In Puerto Rico, which is an American territory in the Caribbean, one 2019 study found that the Jones Act increased the cost of living by $375 per capita, adding:
If this is the case, Puerto Rico has 13,250 fewer jobs than it would have were there a free market for ocean freight. These jobs would pay residents $337.3 million more in wages, and would result in over $1.5 billion in increased economic activity. Overall tax revenues would be $106.4 million higher were the island be exempted from the Jones Act’s provisions. In sum, no matter how one looks at it, the Jones Act is a contributor to the poor economic situation in the Commonwealth of Puerto Rico.
NPR spoke to a cattle rancher in Hawaii – part of America but separated by about 4,000km of water – whose market for meat was in the continental United States. All-American ships are expensive to build and run, so he would initially ship cattle via Canada, until he finally settled on flying everything over. When cows fly, it’s a signal that there are some market distortions at work.
The Jones Act doesn’t just affect cattle or dry cargo, it affects everything that’s transported with a vessel. The impact of the act on fuel shipping is apparent (especially with LNG). With Axios writing about the potential growth in electric ferries, I don’t think it’s a coincidence that the new US ships are going to be domestically built. However, how does the Act affect offshore wind? I’ve considered this below.
The federal government has taken a wide and liberal understanding of what constitutes a port under the Jones Act. The Maritime Law Center explains:
Essentially the term applies to a voyage that beginning at any point within the United States and delivering a type of commercial cargo to any other point within the United States
This means that any servicing vessels working on installing or maintaining offshore wind farms must be all-American. This can constitute significant challenges where:
- a specialist boat or crew is required that isn’t available in the US;
- the offshore wind industry hasn’t been significantly developed for products and services to already be available;
- there is a large time-specific scramble in building offshore wind, for example if the Federal government were to open competitive auctions on a non-rolling basis.
However, there is a saving grace (and I would be grateful if somebody could provide clarity on this point).
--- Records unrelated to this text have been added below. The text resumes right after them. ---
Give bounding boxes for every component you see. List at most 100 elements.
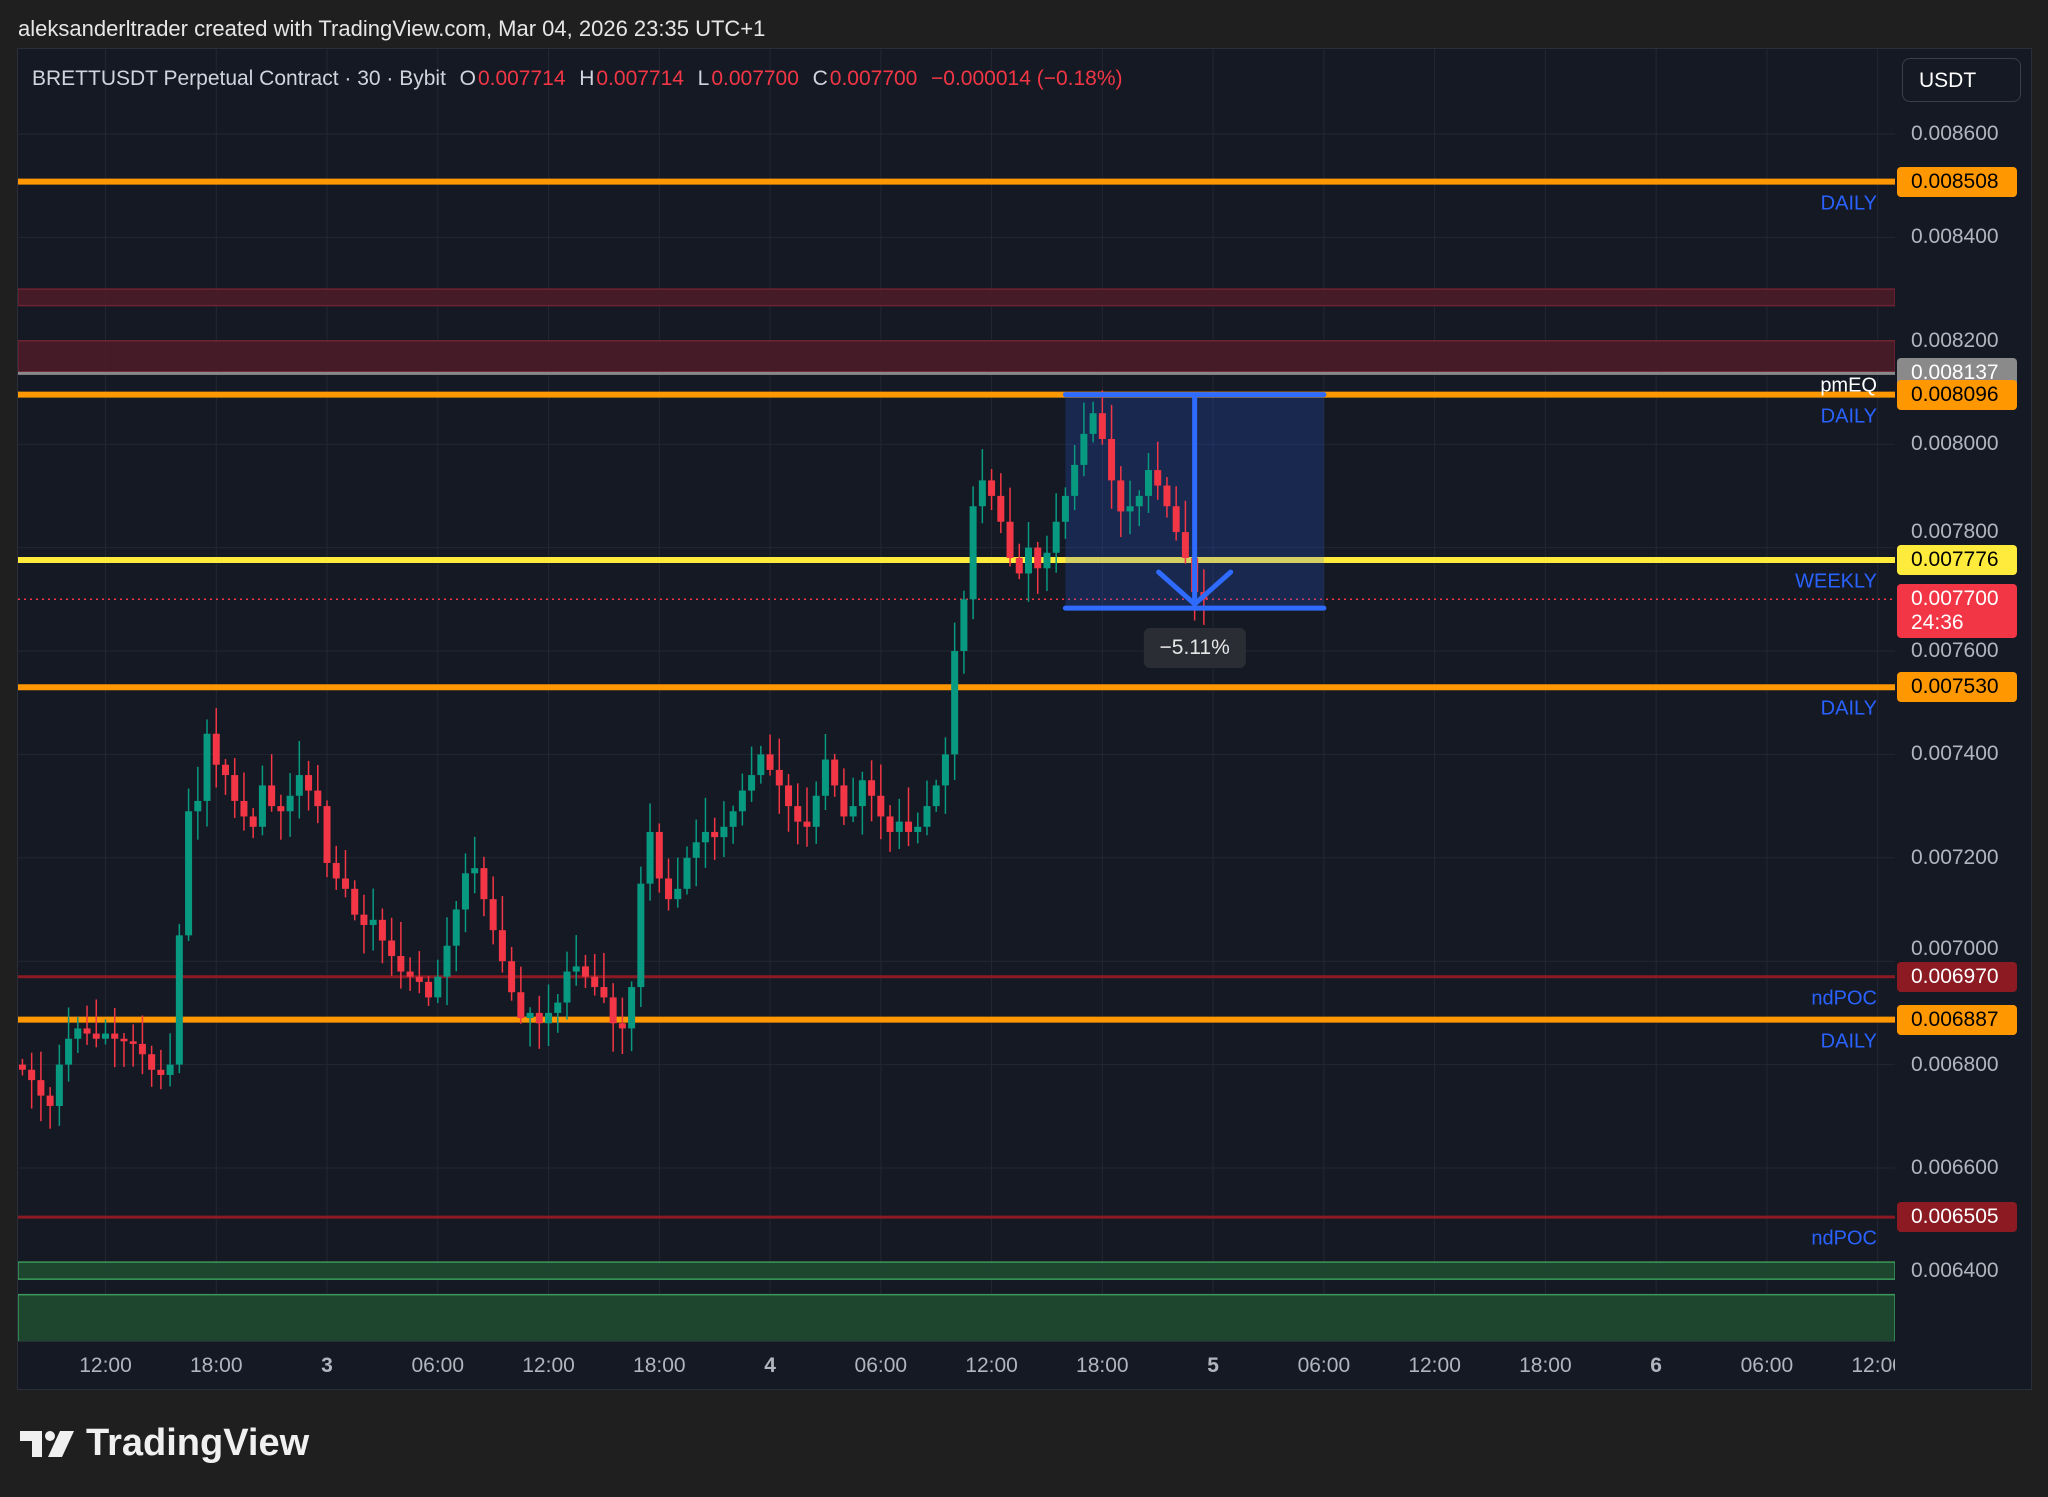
price-tick-label: 0.006800 (1911, 1052, 1999, 1076)
candle-up (1089, 413, 1097, 434)
candle-down (591, 976, 599, 988)
candle-down (498, 930, 506, 962)
candle-up (757, 754, 765, 776)
time-tick-label: 06:00 (411, 1354, 465, 1377)
candle-down (360, 914, 368, 926)
candle-down (831, 759, 839, 786)
time-tick-label: 12:00 (965, 1354, 1018, 1377)
candle-down (609, 997, 617, 1024)
price-tick-label: 0.006600 (1911, 1156, 1999, 1179)
level-tag: ndPOC (1811, 987, 1877, 1010)
candle-down (655, 831, 663, 879)
candle-up (369, 919, 377, 926)
candle-up (1043, 552, 1051, 569)
candle-up (203, 733, 211, 801)
tradingview-logo[interactable]: TradingView (20, 1422, 309, 1465)
candle-down (905, 821, 913, 832)
demand-zone (18, 1293, 1895, 1341)
candle-up (923, 806, 931, 827)
symbol-legend: BRETTUSDT Perpetual Contract · 30 · Bybi… (32, 67, 1125, 91)
candle-up (461, 873, 469, 910)
candle-up (1052, 521, 1060, 553)
candle-down (803, 821, 811, 827)
candle-down (600, 987, 608, 998)
time-tick-label: 06:00 (854, 1354, 908, 1377)
candle-down (1154, 470, 1162, 486)
candle-up (1025, 547, 1032, 574)
price-badge-ndpoc: 0.006505 (1897, 1202, 2017, 1233)
price-tick-label: 0.007400 (1911, 742, 1999, 766)
open-label: O (459, 67, 476, 90)
candle-up (960, 599, 968, 651)
candle-up (572, 966, 580, 972)
chart-canvas[interactable] (18, 49, 1895, 1341)
candle-down (18, 1064, 26, 1070)
candle-up (545, 1012, 553, 1024)
time-tick-label: 12:00 (522, 1354, 575, 1377)
time-tick-label: 06:00 (1740, 1354, 1794, 1377)
candle-down (508, 961, 516, 993)
candle-up (166, 1064, 174, 1075)
candle-down (268, 785, 276, 807)
candle-down (111, 1033, 119, 1039)
candle-up (914, 826, 922, 832)
candle-down (1034, 547, 1042, 569)
candle-down (341, 878, 349, 889)
candle-down (988, 480, 996, 496)
time-tick-label: 12:00 (79, 1354, 132, 1377)
symbol-title[interactable]: BRETTUSDT Perpetual Contract · 30 · Bybi… (32, 67, 446, 90)
candle-up (554, 1002, 562, 1013)
candle-down (1006, 521, 1014, 558)
candle-up (55, 1064, 63, 1106)
candle-down (314, 790, 322, 807)
candle-down (231, 775, 239, 801)
candle-down (794, 806, 802, 822)
candle-down (92, 1033, 100, 1039)
chart-plot-area[interactable]: DAILY DAILY pmEQ WEEKLY DAILY ndPOC DAILY ndPOC… (18, 49, 1895, 1341)
price-tick-label: 0.008400 (1911, 225, 1999, 249)
currency-button[interactable]: USDT (1902, 58, 2021, 102)
candle-up (821, 759, 829, 796)
level-tag: DAILY (1820, 405, 1877, 428)
time-tick-label: 6 (1650, 1354, 1662, 1377)
demand-zone (18, 1261, 1895, 1280)
candle-up (978, 480, 986, 507)
price-axis[interactable]: 0.006400 0.006600 0.006800 0.007000 0.007200… (1895, 49, 2031, 1389)
candle-down (46, 1095, 54, 1106)
candle-up (434, 976, 442, 998)
candle-up (258, 785, 266, 827)
price-tick-label: 0.006400 (1911, 1259, 1999, 1283)
candle-down (480, 868, 488, 900)
candle-down (489, 899, 497, 931)
candle-down (212, 733, 220, 765)
candle-down (1163, 485, 1171, 507)
high-label: H (579, 67, 595, 90)
chart-container[interactable]: DAILY DAILY pmEQ WEEKLY DAILY ndPOC DAILY ndPOC… (17, 48, 2032, 1390)
candle-up (729, 811, 737, 827)
pmeq-tag: pmEQ (1820, 374, 1877, 397)
time-tick-label: 12:00 (1408, 1354, 1461, 1377)
time-axis[interactable]: 12:00 18:00 3 06:00 12:00 18:00 4 06:00 12:00 18:… (18, 1341, 1895, 1390)
candle-down (277, 806, 285, 812)
price-badge-daily: 0.006887 (1897, 1004, 2017, 1035)
candle-up (932, 785, 940, 807)
candle-down (877, 795, 885, 817)
chart-caption: aleksanderltrader created with TradingVi… (18, 16, 766, 41)
time-tick-label: 4 (764, 1354, 776, 1377)
candle-down (1117, 480, 1125, 512)
level-tag: DAILY (1820, 697, 1877, 720)
price-tick-label: 0.007200 (1911, 845, 1999, 869)
candle-down (1015, 557, 1023, 574)
candle-up (1071, 464, 1079, 496)
candle-down (28, 1069, 36, 1081)
candle-down (157, 1069, 165, 1075)
price-badge-weekly: 0.007776 (1897, 545, 2017, 575)
candle-down (1181, 532, 1189, 558)
candle-down (148, 1054, 156, 1070)
candle-up (526, 1012, 534, 1019)
candle-down (618, 1023, 626, 1029)
candle-down (868, 780, 876, 796)
candle-down (37, 1080, 45, 1096)
last-price-value: 0.007700 (1911, 587, 1999, 611)
candle-down (785, 785, 793, 807)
The Jones Act only applies up to three nautical miles from the U.S. coast, and in this instance it might incentivise development of deeper sea wind such as floating wind. Beyond this limit the Jones Act is dependent on the Outer Continental Shelf Lands Act (OCSLA), for approximately 200 miles offshore to the seabed of the continental shelf to develop mineral resources. OCSLA applies federal laws, including the Jones Act, to:
“… the subsoil and seabed of the outer continental shelf and to all artificial islands, and all installations and other devices permanently or temporarily attached to the seabed, which may be erected thereon for the purpose of exploring for, developing, or producing resources therefrom.”
The question here is obvious – is wind energy a ‘resource’? If it isn’t, then offshore wind farms aren’t attached to the seabed for the “the purpose of exploring for, developing, or producing resources therefrom”.
Additionally, the US government clarified in 2010 that vessels involved in driving monopiles would essentially be exempt from the Jones Act, opening up construction to foreign vessels providing the materials are transported from a foreign port:
CBP has long held that neither drilling nor pile driving, in and of itself, conducted by a stationary vessel, constitutes coastwise trade or coastwise transportation. See HQ 109817, dated November 14, 1988 and HQ 111412, dated November 28, 1990, respectively. The proposed activity with respect to the driving of a monopile foundation into the seabed is very similar to pile driving and is governed by the same principle. Therefore, we find that the activity of the stationary construction vessel described above, involving driving of a monopile foundation into the seabed and then adding a platform deck, anemometer tower, and other components does not constitute coastwise trade or coastwise transportation. In summary, we find that the engagement in the proposed activity will not result in a violation of 46 U.S.C. § 55102.28
The above was how the Block Island wind farm off Rhode Island was constructed, with the blade and tower sections constructed in Denmark and then shipped alongside French nacelles across the Atlantic in a Norwegian offshore wind installation vessel, the ‘Brave Tern’. Yet using specialist vessels to transport goods from France isn’t ideal, especially as the industry aims to mature. Whilst it would seem to give the greatest benefit to the American economy as a whole to wholly repeal the Jones Act, perhaps the next best thing would be for a waiver for offshore renewable energy projects.